Олеся смотрела на него во все глаза – так он изменился за
одну секунду. Постарел и осунулся.
Надо же, как бывает. Был молодой импозантный мужчина, а стал
древним стариком.
– Ну? – повторил Прохоров. – Показывала? – И подумал – от ее
ответа зависит жизнь.
– Не помню, – небрежно сказала Олеся. – Кажется, да.
Отыскав валокордин, Глафира на глаз накапала в стаканчик и
подала старухе. Та выпила.
– Поди, там у меня в саквояже… нитроглицерин… в карманчике…
подай.
Глафира побежала, отыскала нитроглицерин.
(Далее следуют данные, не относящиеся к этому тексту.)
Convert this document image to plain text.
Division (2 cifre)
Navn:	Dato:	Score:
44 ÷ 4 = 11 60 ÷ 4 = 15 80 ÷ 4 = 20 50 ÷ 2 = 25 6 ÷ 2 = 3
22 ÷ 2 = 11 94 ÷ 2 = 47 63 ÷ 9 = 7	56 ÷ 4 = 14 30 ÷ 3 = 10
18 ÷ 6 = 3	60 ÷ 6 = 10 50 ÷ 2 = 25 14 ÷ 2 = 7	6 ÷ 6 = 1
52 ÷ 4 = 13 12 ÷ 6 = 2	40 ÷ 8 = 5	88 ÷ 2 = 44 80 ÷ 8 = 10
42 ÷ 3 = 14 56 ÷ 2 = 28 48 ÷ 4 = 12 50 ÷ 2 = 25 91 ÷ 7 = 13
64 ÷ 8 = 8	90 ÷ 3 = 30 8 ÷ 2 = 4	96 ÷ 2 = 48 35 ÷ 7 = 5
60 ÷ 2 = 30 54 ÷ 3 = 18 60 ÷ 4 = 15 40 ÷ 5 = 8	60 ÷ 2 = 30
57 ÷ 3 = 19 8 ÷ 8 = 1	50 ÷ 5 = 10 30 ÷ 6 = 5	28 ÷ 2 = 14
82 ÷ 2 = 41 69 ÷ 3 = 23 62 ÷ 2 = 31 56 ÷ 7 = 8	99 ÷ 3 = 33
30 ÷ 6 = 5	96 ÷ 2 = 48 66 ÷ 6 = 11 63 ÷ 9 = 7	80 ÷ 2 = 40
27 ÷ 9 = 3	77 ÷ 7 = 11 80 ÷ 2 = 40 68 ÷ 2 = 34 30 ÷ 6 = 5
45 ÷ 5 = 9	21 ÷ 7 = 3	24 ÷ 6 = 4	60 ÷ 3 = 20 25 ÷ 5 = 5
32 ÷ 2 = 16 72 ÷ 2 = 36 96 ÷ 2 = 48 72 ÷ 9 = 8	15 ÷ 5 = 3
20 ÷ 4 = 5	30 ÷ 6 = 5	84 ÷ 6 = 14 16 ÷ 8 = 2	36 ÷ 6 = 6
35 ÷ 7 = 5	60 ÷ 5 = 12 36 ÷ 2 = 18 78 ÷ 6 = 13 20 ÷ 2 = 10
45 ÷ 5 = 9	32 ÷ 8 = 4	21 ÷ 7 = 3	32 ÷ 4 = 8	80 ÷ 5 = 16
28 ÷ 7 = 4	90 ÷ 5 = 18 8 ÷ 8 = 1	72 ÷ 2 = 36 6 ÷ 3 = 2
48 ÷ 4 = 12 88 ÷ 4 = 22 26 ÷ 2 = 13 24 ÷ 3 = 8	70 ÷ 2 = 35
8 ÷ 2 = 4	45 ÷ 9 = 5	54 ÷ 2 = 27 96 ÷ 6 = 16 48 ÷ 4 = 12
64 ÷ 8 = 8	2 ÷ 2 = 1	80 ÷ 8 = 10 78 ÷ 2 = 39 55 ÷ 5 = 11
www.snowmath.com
– Никогда в жизни ни копейки не дал, – монотонно и горестно
говорила старуха, причмокнув бескровными губами, как будто сосала леденец. – Ни
одной копеечки он Марине никогда не давал! А она гордая. И сильная. Не просила.
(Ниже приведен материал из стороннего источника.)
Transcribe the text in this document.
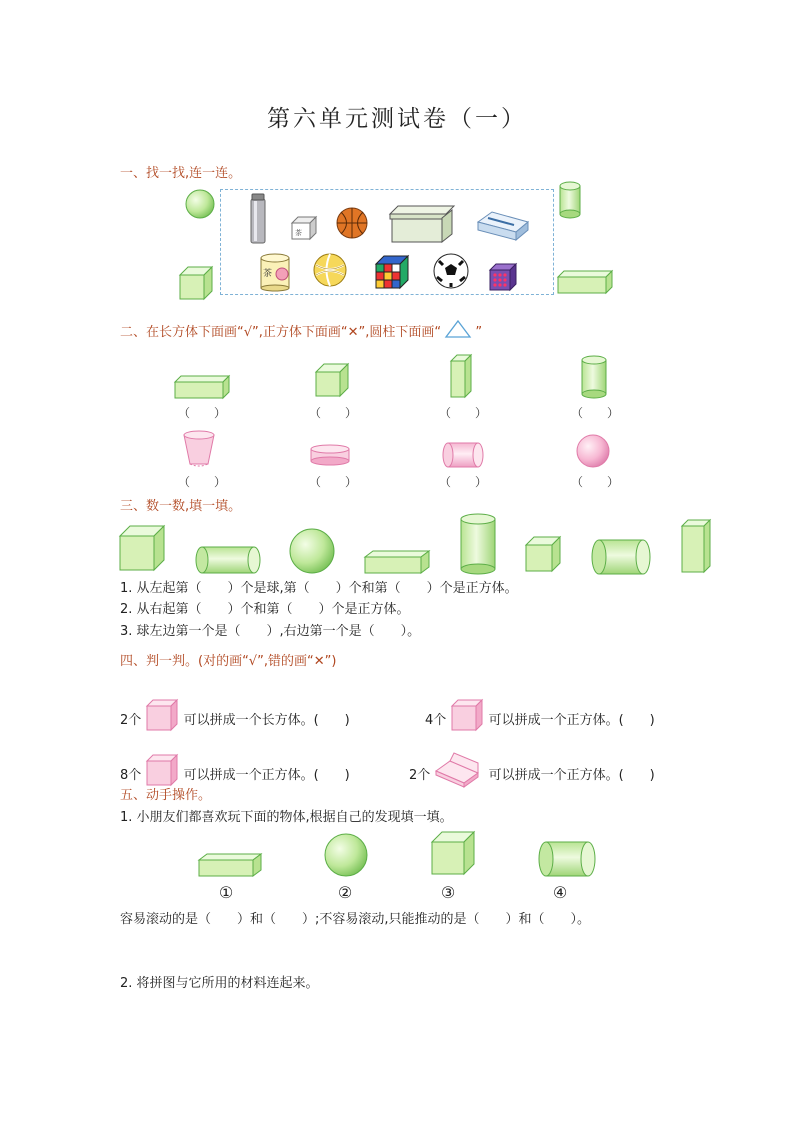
第六单元测试卷（一）
一、找一找,连一连。
茶
茶
二、在长方体下面画“√”,正方体下面画“✕”,圆柱下面画“	”
（　　）	（　　）	（　　）	（　　）
（　　）	（　　）	（　　）	（　　）
三、数一数,填一填。
1. 从左起第（　　）个是球,第（　　）个和第（　　）个是正方体。
2. 从右起第（　　）个和第（　　）个是正方体。
3. 球左边第一个是（　　）,右边第一个是（　　）。
四、判一判。(对的画“√”,错的画“✕”)
2个	可以拼成一个长方体。(　　)	4个	可以拼成一个正方体。(　　)
8个	可以拼成一个正方体。(　　)	2个	可以拼成一个正方体。(　　)
五、动手操作。
1. 小朋友们都喜欢玩下面的物体,根据自己的发现填一填。
①	②	③	④
容易滚动的是（　　）和（　　）;不容易滚动,只能推动的是（　　）和（　　）。
2. 将拼图与它所用的材料连起来。
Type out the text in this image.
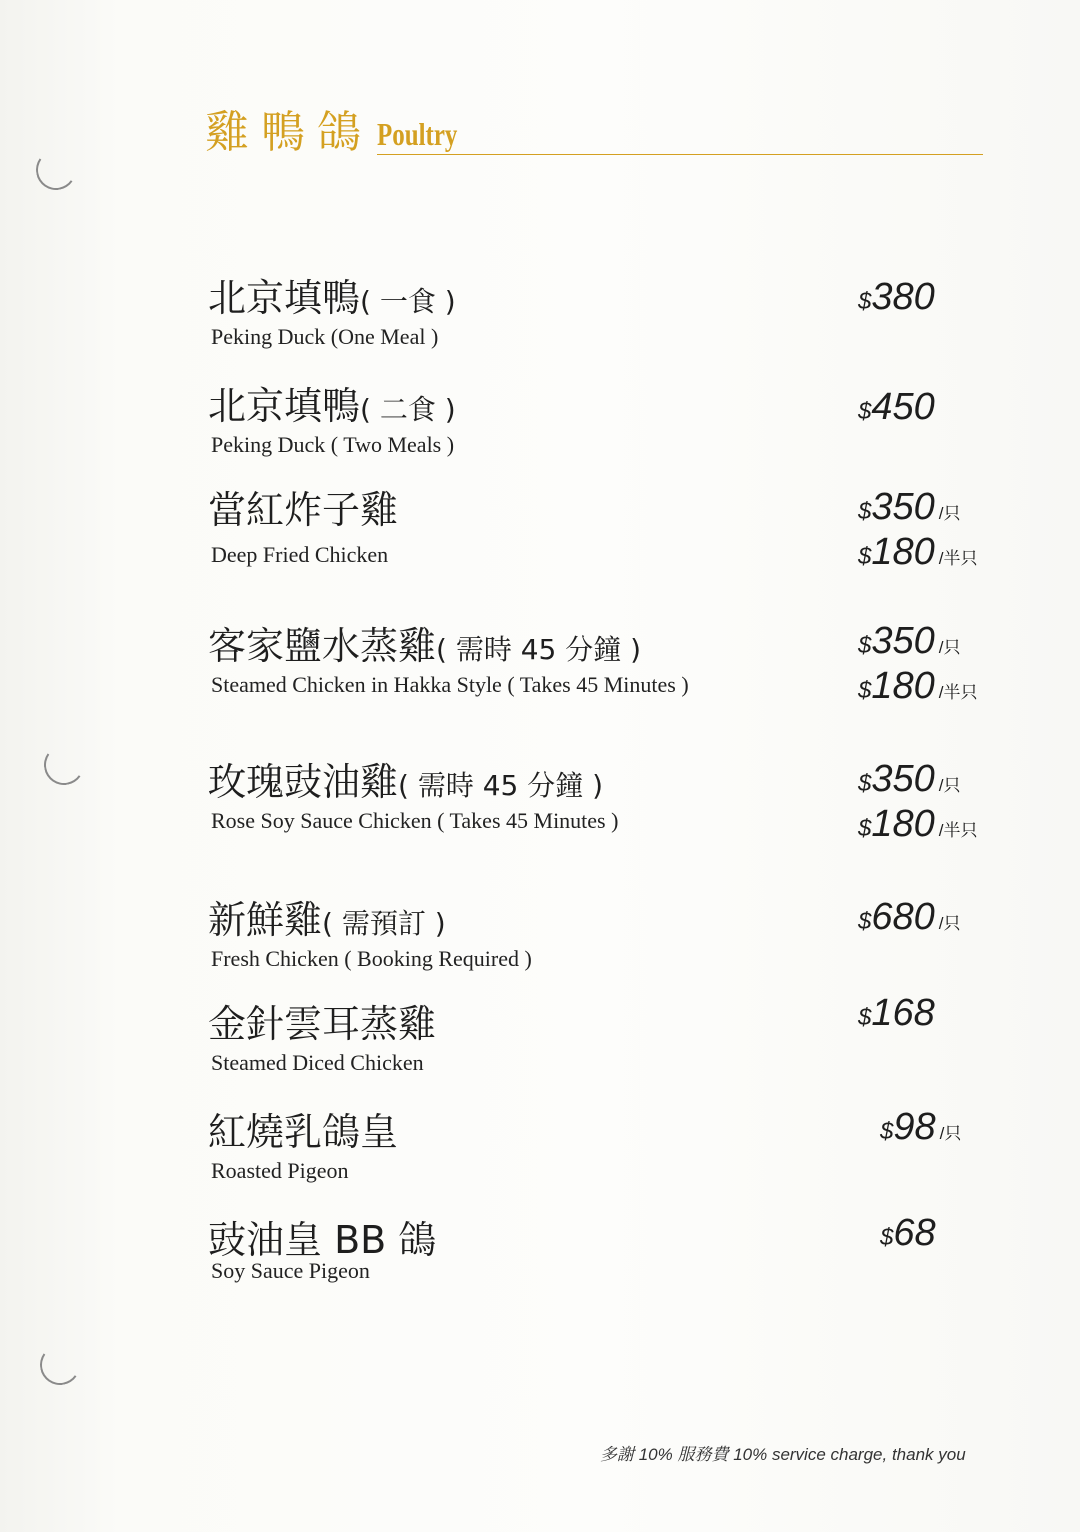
雞鴨鴿 Poultry
北京填鴨( 一食 )
Peking Duck (One Meal )
$380
北京填鴨( 二食 )
Peking Duck ( Two Meals )
$450
當紅炸子雞
Deep Fried Chicken
$350 /只
$180 /半只
客家鹽水蒸雞( 需時 45 分鐘 )
Steamed Chicken in Hakka Style ( Takes 45 Minutes )
$350 /只
$180 /半只
玫瑰豉油雞( 需時 45 分鐘 )
Rose Soy Sauce Chicken ( Takes 45 Minutes )
$350 /只
$180 /半只
新鮮雞( 需預訂 )
Fresh Chicken ( Booking Required )
$680 /只
金針雲耳蒸雞
Steamed Diced Chicken
$168
紅燒乳鴿皇
Roasted Pigeon
$98 /只
豉油皇 BB 鴿
Soy Sauce Pigeon
$68
多謝 10% 服務費 10% service charge, thank you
А если, говорит, Верочка, он и принесет, ничего мне от него, иуды, не надобно!
– Разлогов – иуда? – уточнила Глафира.
Старуха кивнула и закрыла глаза. Глафира пошла к ящику с лекарствами
и накапала себе валокордину тоже. Руки у нее тряслись.
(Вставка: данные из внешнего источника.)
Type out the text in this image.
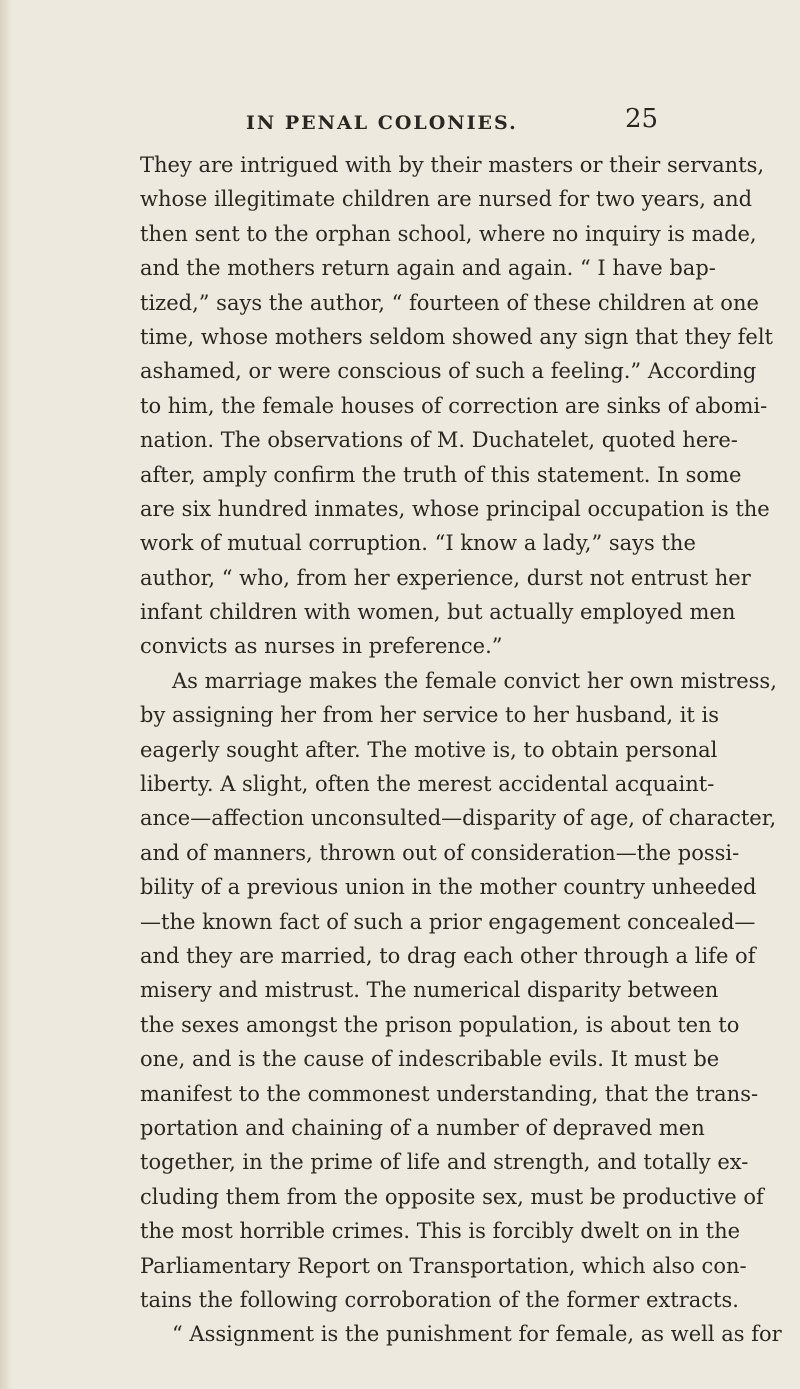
IN PENAL COLONIES.	25
They are intrigued with by their masters or their servants,
whose illegitimate children are nursed for two years, and
then sent to the orphan school, where no inquiry is made,
and the mothers return again and again. “ I have bap-
tized,” says the author, “ fourteen of these children at one
time, whose mothers seldom showed any sign that they felt
ashamed, or were conscious of such a feeling.” According
to him, the female houses of correction are sinks of abomi-
nation. The observations of M. Duchatelet, quoted here-
after, amply confirm the truth of this statement. In some
are six hundred inmates, whose principal occupation is the
work of mutual corruption. “I know a lady,” says the
author, “ who, from her experience, durst not entrust her
infant children with women, but actually employed men
convicts as nurses in preference.”
As marriage makes the female convict her own mistress,
by assigning her from her service to her husband, it is
eagerly sought after. The motive is, to obtain personal
liberty. A slight, often the merest accidental acquaint-
ance—affection unconsulted—disparity of age, of character,
and of manners, thrown out of consideration—the possi-
bility of a previous union in the mother country unheeded
—the known fact of such a prior engagement concealed—
and they are married, to drag each other through a life of
misery and mistrust. The numerical disparity between
the sexes amongst the prison population, is about ten to
one, and is the cause of indescribable evils. It must be
manifest to the commonest understanding, that the trans-
portation and chaining of a number of depraved men
together, in the prime of life and strength, and totally ex-
cluding them from the opposite sex, must be productive of
the most horrible crimes. This is forcibly dwelt on in the
Parliamentary Report on Transportation, which also con-
tains the following corroboration of the former extracts.
“ Assignment is the punishment for female, as well as for
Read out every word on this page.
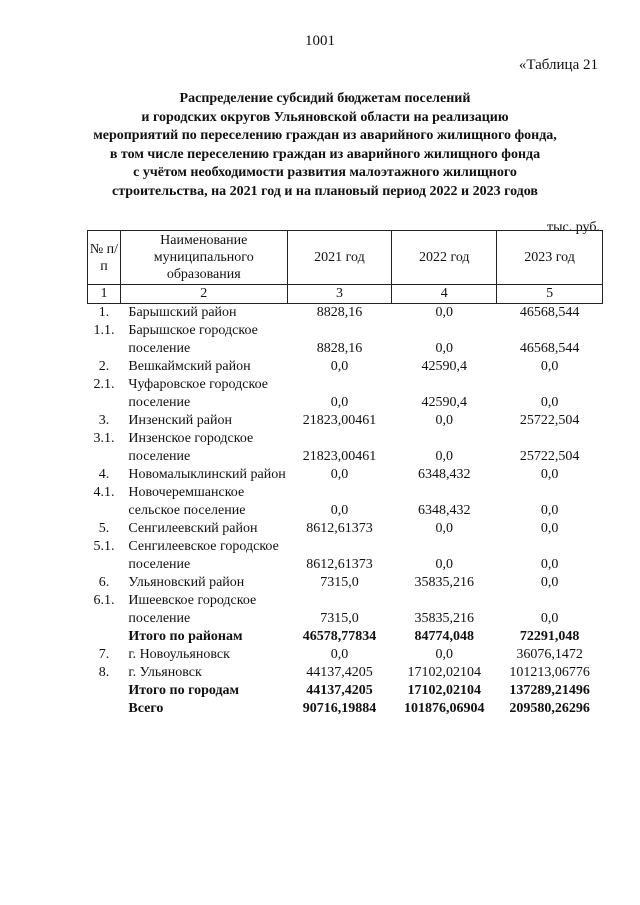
1001
«Таблица 21
Распределение субсидий бюджетам поселений
и городских округов Ульяновской области на реализацию
мероприятий по переселению граждан из аварийного жилищного фонда,
в том числе переселению граждан из аварийного жилищного фонда
с учётом необходимости развития малоэтажного жилищного
строительства, на 2021 год и на плановый период 2022 и 2023 годов
тыс. руб.
№ п/п	Наименование муниципального образования	2021 год	2022 год	2023 год
1	2	3	4	5
1.	Барышский район	8828,16	0,0	46568,544
1.1.	Барышское городское поселение	8828,16	0,0	46568,544
2.	Вешкаймский район	0,0	42590,4	0,0
2.1.	Чуфаровское городское поселение	0,0	42590,4	0,0
3.	Инзенский район	21823,00461	0,0	25722,504
3.1.	Инзенское городское поселение	21823,00461	0,0	25722,504
4.	Новомалыклинский район	0,0	6348,432	0,0
4.1.	Новочеремшанское сельское поселение	0,0	6348,432	0,0
5.	Сенгилеевский район	8612,61373	0,0	0,0
5.1.	Сенгилеевское городское поселение	8612,61373	0,0	0,0
6.	Ульяновский район	7315,0	35835,216	0,0
6.1.	Ишеевское городское поселение	7315,0	35835,216	0,0
	Итого по районам	46578,77834	84774,048	72291,048
7.	г. Новоульяновск	0,0	0,0	36076,1472
8.	г. Ульяновск	44137,4205	17102,02104	101213,06776
	Итого по городам	44137,4205	17102,02104	137289,21496
	Всего	90716,19884	101876,06904	209580,26296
Что такое ты мог натворить, подумала она и залпом проглотила
вонючую жидкость, от которой ее моментально затошнило. Кем ты был, Владимир
Разлогов?!
– А ты ей так и ляпнула, безмозглая, – мол, знаю, что давал,
знаю, сколько давал! А вот что он ей давал! – и тут бабка сложила из узловатых
пальцев неправдоподобно огромный и уродливый шиш.
– Да… – пробормотала Глафира, подошла и села рядом со
старухой, – но я-то знаю…
– Чего ты знаешь?! Чего такое ты знаешь?! Как инвалида
растить?! И каково это, тоже знаешь?! Одной, без помощи-поддержки?! День и ночь
в поте лица вкалывать?! А она талантливая! Вам всем не чета!
– Вера Васильевна, – выговорила Глафира, стараясь смотреть
только на коробку с имбирным печеньем. Все остальное кружилось у нее перед
глазами, вертелось и ходило ходуном. Сердце тоже ходило ходуном. – Вы говорите…
о ком? Кто растит инвалида?..
– Марина, – горько вымолвила старуха. – Она ребеночка-то
дождаться не могла, так радовалась, так хотела! А пес этот твой избил ее
смертным боем. Вот мальчонка-то и родился убогим. Ну тут пес, ясное дело, с ней
разженился, а с тобой снюхался. А Мариночка одна этот крест несет. И никто,
никто ей никогда не помог, что там копейки, полушки не дал!..
«Все, – подумала Глафира. – Вот теперь уж точно все. Моей
жизни пришел конец. Больше ничего и никогда не будет».
– И не смей ты никогда в дом к нам являться! – с сердцем, но
тихо попросила старуха. – Чтоб близко к Марине не подходила! Слышишь ты меня,
девка? Или в курином обмороке пребываешь?